To our knowledge, this is the first study where LUS was performed after a follow-up of 6 months from COVID-19 pneumonia. When comparing baseline and 6-month LUS findings in our study, a significant improvement of total score was evident in most patients; however, a relevant percentage of patients still had a bilateral involvement after 6 months. These data suggest that COVID-19-associated sonographic abnormalities may take several months to resolve thus adding evidence to what recently reported at a 3-months control by Hernandez-Piriz et al. [35]. Our study observed a significant association between LUS score and the presence of fibrotic-like changes on chest HRCT after a follow-up of 6 months from the acute disease. Our results are consistent with two previous studies, in which patients were evaluated 3 [24] and 2–5 [26] months after COVID-19 hospitalization. In particular, the study by Clofent et al. reported a strong correlation between LUS and CT scores in a patient cohort characterized by a wide range of clinical severity in the acute phase, including a relevant amount of patients who did not require oxygen supplementation [26]. In contrast with our study, a high variability in the timing of follow-up evaluation (median 90 days, IQR, 64–114) was described.
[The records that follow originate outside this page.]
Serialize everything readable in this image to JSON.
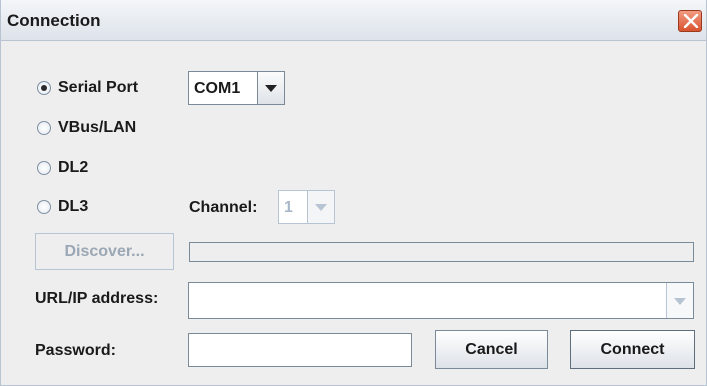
{
  "window": {
    "title": "Connection"
  },
  "connection_type": {
    "options": [
      {
        "label": "Serial Port",
        "selected": true
      },
      {
        "label": "VBus/LAN",
        "selected": false
      },
      {
        "label": "DL2",
        "selected": false
      },
      {
        "label": "DL3",
        "selected": false
      }
    ]
  },
  "serial_port": {
    "value": "COM1"
  },
  "channel": {
    "label": "Channel:",
    "value": "1",
    "enabled": false
  },
  "discover": {
    "label": "Discover...",
    "enabled": false,
    "progress": 0
  },
  "url": {
    "label": "URL/IP address:",
    "value": ""
  },
  "password": {
    "label": "Password:",
    "value": ""
  },
  "buttons": {
    "cancel": "Cancel",
    "connect": "Connect"
  },
  "icons": {
    "close": "close-icon",
    "dropdown": "chevron-down-icon",
    "radio": "radio-icon"
  },
  "colors": {
    "close_button": "#d9532e",
    "background": "#eeeeee",
    "disabled_text": "#a9b8c8"
  }
}
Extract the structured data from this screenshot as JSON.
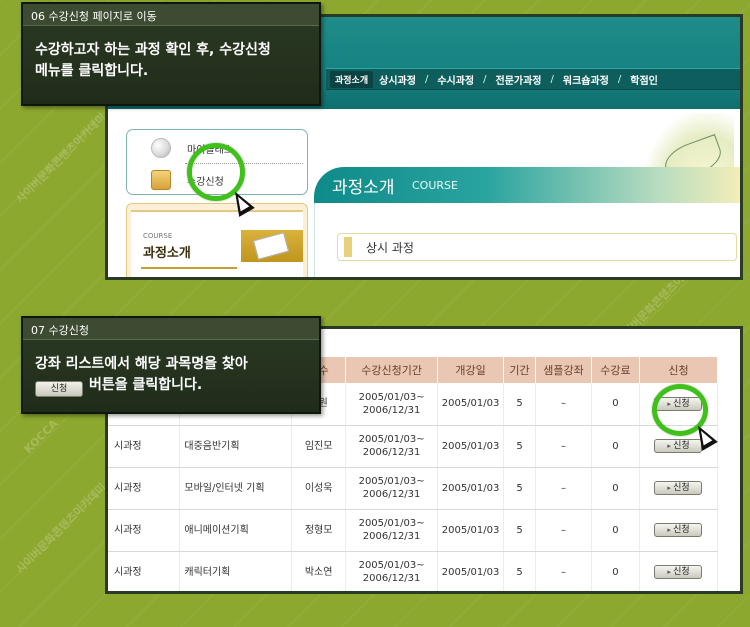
{
  "watermark": [
    "KOCCA",
    "사이버문화콘텐츠아카데미"
  ],
  "step06": {
    "header": "06 수강신청 페이지로 이동",
    "instruction_line1": "수강하고자 하는 과정 확인 후, 수강신청",
    "instruction_line2": "메뉴를 클릭합니다."
  },
  "site": {
    "nav_badge": "과정소개",
    "nav_items": [
      "상시과정",
      "수시과정",
      "전문가과정",
      "워크숍과정",
      "학점인"
    ],
    "myclass_label": "마이클래스",
    "apply_menu_label": "수강신청",
    "tab_title": "과정소개",
    "tab_subtitle": "COURSE",
    "course_small": "COURSE",
    "course_title": "과정소개",
    "section_label": "상시 과정"
  },
  "step07": {
    "header": "07 수강신청",
    "instruction_line1": "강좌 리스트에서 해당 과목명을 찾아",
    "instruction_btn": "신청",
    "instruction_line2": "버튼을 클릭합니다."
  },
  "table": {
    "columns": [
      "교수",
      "수강신청기간",
      "개강일",
      "기간",
      "샘플강좌",
      "수강료",
      "신청"
    ],
    "apply_label": "신청",
    "rows": [
      {
        "type": "",
        "course": "",
        "prof": "해원",
        "period_start": "2005/01/03~",
        "period_end": "2006/12/31",
        "start": "2005/01/03",
        "days": "5",
        "sample": "–",
        "fee": "0"
      },
      {
        "type": "시과정",
        "course": "대중음반기획",
        "prof": "임진모",
        "period_start": "2005/01/03~",
        "period_end": "2006/12/31",
        "start": "2005/01/03",
        "days": "5",
        "sample": "–",
        "fee": "0"
      },
      {
        "type": "시과정",
        "course": "모바일/인터넷 기획",
        "prof": "이성욱",
        "period_start": "2005/01/03~",
        "period_end": "2006/12/31",
        "start": "2005/01/03",
        "days": "5",
        "sample": "–",
        "fee": "0"
      },
      {
        "type": "시과정",
        "course": "애니메이션기획",
        "prof": "정형모",
        "period_start": "2005/01/03~",
        "period_end": "2006/12/31",
        "start": "2005/01/03",
        "days": "5",
        "sample": "–",
        "fee": "0"
      },
      {
        "type": "시과정",
        "course": "캐릭터기획",
        "prof": "박소연",
        "period_start": "2005/01/03~",
        "period_end": "2006/12/31",
        "start": "2005/01/03",
        "days": "5",
        "sample": "–",
        "fee": "0"
      }
    ]
  }
}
In our study, all patients were evaluated at 6 months; in our population, the percentage of patients with fibrotic-like changes at follow-up chest CT was similar to previous investigations [12, 13]. To note, in our population all patients had a severe COVID-19 pneumonia in acute stage; mean age and need of ventilatory support were higher as compared to Han et al. [12]. Our findings differ from Caruso et al. who reported fibrotic-like changes in 72% of patients at 6-month follow-up [14] probably reflecting a population with increased number of critical patients during acute disease and a different definition of lung fibrosis. Han et al. and Caruso et al. observed that age and the severity of COVID-19 pneumonia were significantly associated to the presence of fibrotic-like changes at chest CT scan after 6 months from acute disease [12, 14]. Although age was associated with the development of pulmonary fibrotic sequelae, D-dimer level during acute disease was the only independent predictive factor in our study. This finding suggests the potential value of this test as a prognostic marker even in the long-term setting of COVID-19 disease.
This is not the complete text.